New Delhi, August 14: The agriculture sector remained the best hope for the labour force for sustenance and livelihood during the last two financial years as a staggering 45.6 per cent of the workers took to cultivation during the period owing to the contraction in the manufacturing sector and the Covid pandemic.

According to the Centre’s latest Periodic Labour Force Survey (PLFS) and analysed by the Centre for Monitoring Indian Economy (CMIE), the reverse migration manifested in the labour force joining in large numbers in agricultural activities.

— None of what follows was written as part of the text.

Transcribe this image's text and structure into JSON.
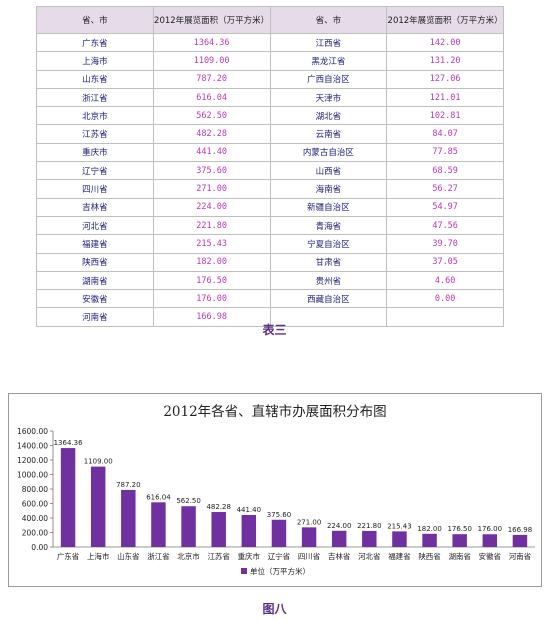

CMIE termed the trend as “involuntary” because low wage jobs in the agriculture sector in the order of Rs 250-300 per day would have remained unattractive for casual labourers in good times.

The PLFS survey showed 45.6 per cent of the total workforce joining the agriculture sector in 2019-20, up from 42.5 per cent in 2018-19.

This period coincided with the first phase of the Covid pandemic, the outbreak of which pushed the country towards a general lockdown. The closure of almost all sectors triggered a reverse migration. Not only that, it exacerbated the state of welfare of the labour force who, so far, were reeling from contraction in the economy. During 2019-20, the GDP growth rate had dived south to four per cent.

The sectors which saw massive job losses were transportation, logistics, manufacturing and communications.

CMIE estimate suggests that 60 per cent of the employment in the manufacturing sector are in the unorganised sector. With no social security cover or protection from exigencies, workers, particularly from this space are believed to have left in large numbers to native places and the agriculture fields.

The crisis spilled over. Between July 2020 to June 2021, the reverse migration did not slow down as the second wave of the covid pandemic hammered manufacturing and other industries.

While the share of agriculture in total employment jumped to 39.4 per cent from 38 per cent in 2019-20, the share of manufacturing dropped sharply from 9.4 per cent to 7.3 per cent, PFLS data said.